December 2016
Steve Klepetar
sfklepetar@stcloudstate.edu
sfklepetar@stcloudstate.edu
My mother and father, Eva and Harry Klepetar (1947)
My mother died on September 10, 2016. She had quite a life – born in Graz, Austria in 1917, where her father was stationed in the Austrian medical corps, she grew up in Prague between the wars. She and her mother were sent to Terezin in 1942, and then to Auschwitz, where her mother perished, in 1944. My mother survived, joined my father, who was a refugee in Shanghai, and then immigrated to the U.S. and made a life there, with a husband, a son, and a wide circle of friends. She had two grandsons she loved dearly and four great-granddaughters she cherished. Here are three poems about her:
Apfel Torte
(Note: mit Schlag means with whipped cream, which, with her cake was really gilding the lily).
My father sheds cigar ash, clears his throat.
Krapetzing, my mother calls it, and I shudder
in my book, pleasure mixing with disgust.
I’m eighteen, reading the Bhagavad-Gita.
My father reads The Age of Reason,
Will and Ariel Durant. The Doors moan
over the F.M. “This is the end, my only friend,
the end.” My father puffs, puzzled.
Sein Lieblingslied,” my mother explains,
“His favorite song.” She bakes Apfel Torte,
blends flour, eggs, sugar, milk with expert’s
hasteless speed, lays in the thick and pungent
applesauce, vanishes in the hot scent of cake.
That night I dream of the Buddha, lotus-legged
beneath a Banyan tree, fasting day after long day.
Timid girls lay a curry at His feet. His smile
bathes them with light, but He touches nothing.
They bring a small bowl of rice.
Again the Buddha smiles and will not eat.
Mother strides to Him smiling like a hostess,
offers on a white fluted dish the fresh baked
Apfel Torte, its vapors a trail of delight.
“Apfel Torte?
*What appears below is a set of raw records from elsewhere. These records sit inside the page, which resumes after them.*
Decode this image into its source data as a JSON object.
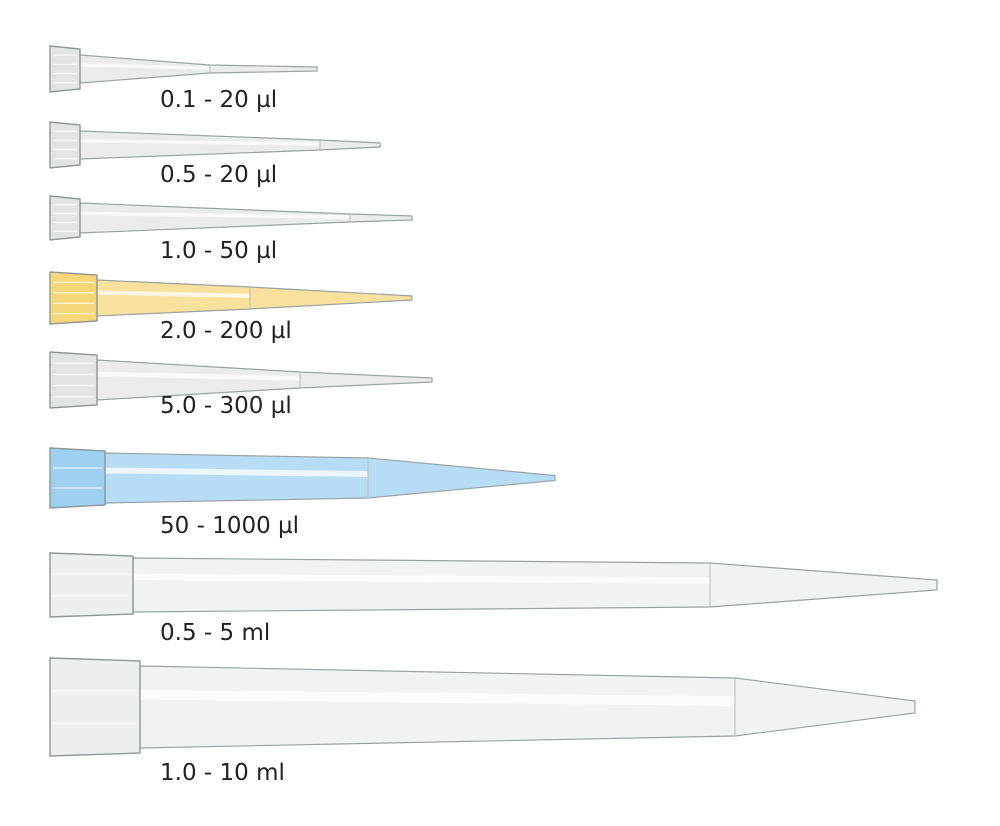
{
  "tips": [
    {
      "label": "0.1 - 20 µl",
      "color": "#d8dcdc"
    },
    {
      "label": "0.5 - 20 µl",
      "color": "#d8dcdc"
    },
    {
      "label": "1.0 - 50 µl",
      "color": "#d8dcdc"
    },
    {
      "label": "2.0 - 200 µl",
      "color": "#f2c94c"
    },
    {
      "label": "5.0 - 300 µl",
      "color": "#d8dcdc"
    },
    {
      "label": "50 - 1000 µl",
      "color": "#7cc0ec"
    },
    {
      "label": "0.5 - 5 ml",
      "color": "#e4eaea"
    },
    {
      "label": "1.0 - 10 ml",
      "color": "#e4eaea"
    }
  ]
}
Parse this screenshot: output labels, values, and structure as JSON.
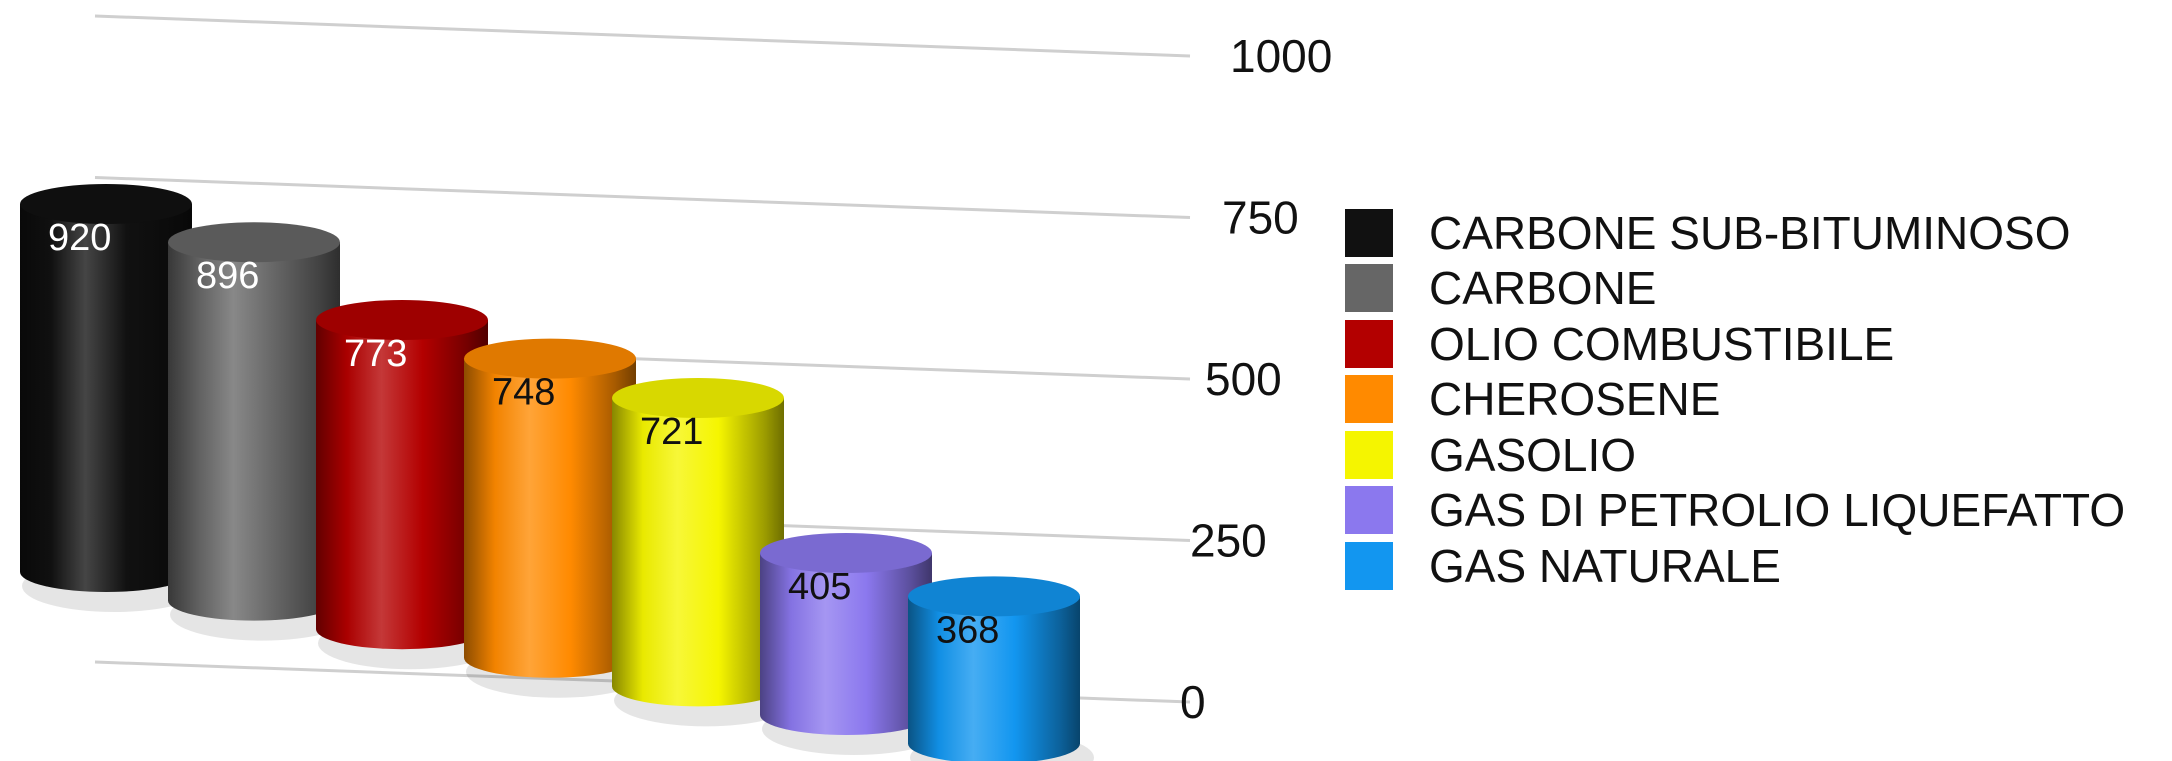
{
  "chart_data": {
    "type": "bar",
    "style": "3d-cylinder",
    "categories": [
      "CARBONE SUB-BITUMINOSO",
      "CARBONE",
      "OLIO COMBUSTIBILE",
      "CHEROSENE",
      "GASOLIO",
      "GAS DI PETROLIO LIQUEFATTO",
      "GAS NATURALE"
    ],
    "values": [
      920,
      896,
      773,
      748,
      721,
      405,
      368
    ],
    "value_labels": [
      "920",
      "896",
      "773",
      "748",
      "721",
      "405",
      "368"
    ],
    "colors": [
      "#111111",
      "#666666",
      "#b30000",
      "#ff8a00",
      "#f5f500",
      "#8b78ee",
      "#1296f0"
    ],
    "label_colors": [
      "#ffffff",
      "#ffffff",
      "#ffffff",
      "#111111",
      "#111111",
      "#111111",
      "#111111"
    ],
    "yticks": [
      0,
      250,
      500,
      750,
      1000
    ],
    "ytick_labels": [
      "0",
      "250",
      "500",
      "750",
      "1000"
    ],
    "ylim": [
      0,
      1000
    ],
    "grid": true,
    "legend_position": "right",
    "title": "",
    "xlabel": "",
    "ylabel": ""
  }
}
He asks, eyes grateful,
like a stranger come upon a landsman bearing
sweet, familiar gifts, His German plainly
Viennese. “Jetzt warm,” she says, “Still warm,”
cuts a large, pale yellow slice. The Buddha
eats two, mit Schlag, ends with a sliver, plain.
I wake to the tread of heavy steps,
my father in the kitchen snitching Apfel
Torte. I pour the milk, we sit together
at the table, our plates filling with golden crumbs
My Mother Has Purple Hair
It explodes from her small head in forks
of lightning glowing violet at the tips.
She bends from high clouds, clenched
center of black knuckles
and fist
like some smooth section of rainbow
across an empty
patch of sky. She has become
a meteorological event.
The National Weather Service
tracks her,
she leaves radar
prints larger than El Nino's.
My mother is more spectacular than the Northern Lights.
In her wrinkled hands she bears the Bischoff's Brot
she baked me
clotted with red, green and yellow bits of dried fruit
and tiny cones of chocolate.
Weather systems swirl around her kitchen.
Whenever she bakes, it rains
and drops fall and shatter on the streets
like colored glass.
Her cake is pale gold, like wheat in sunlight.
It smells like the passing of a storm.
My mother's eyes are green
and her hair, purple. Her friends have blue
hair or hair the color of carrot scrapings, or scarlet hair.
The grow in my mind's garden, strange dahlia's
blossoming on dry stalks.
(Author’s Note: Bischoff’s Brot literally means “Bishop’s Bread;” as you can tell from context, it is a kind of fruitcake. My wife and sons wouldn’t touch it, but I loved it, and she always brought me one when she came to visit).
Roosevelt
Once my mother talked about how her parents
called her and her sister by their middle names.
She was Elizabeth Eva, her sister Maria Gertrude,
but they were always known as Eva and Traute.
I pointed out that she had done exactly
the same with me, named me Frank Steven,
but only used my middle name.
“That was because of Franklin Delano Roosevelt.”
“Yeah,” I answered, “but it’s still the same thing,
a kind of family tradition. You named me Frank
but called me Steve, which is really my middle name.”
She looked at me for a long moment, studying
my face as if to see some sign of incipient idiocy.
“What did you want me to do, call you Roosevelt?”
(Author’s note: This is true, word for word. I have three witnesses.)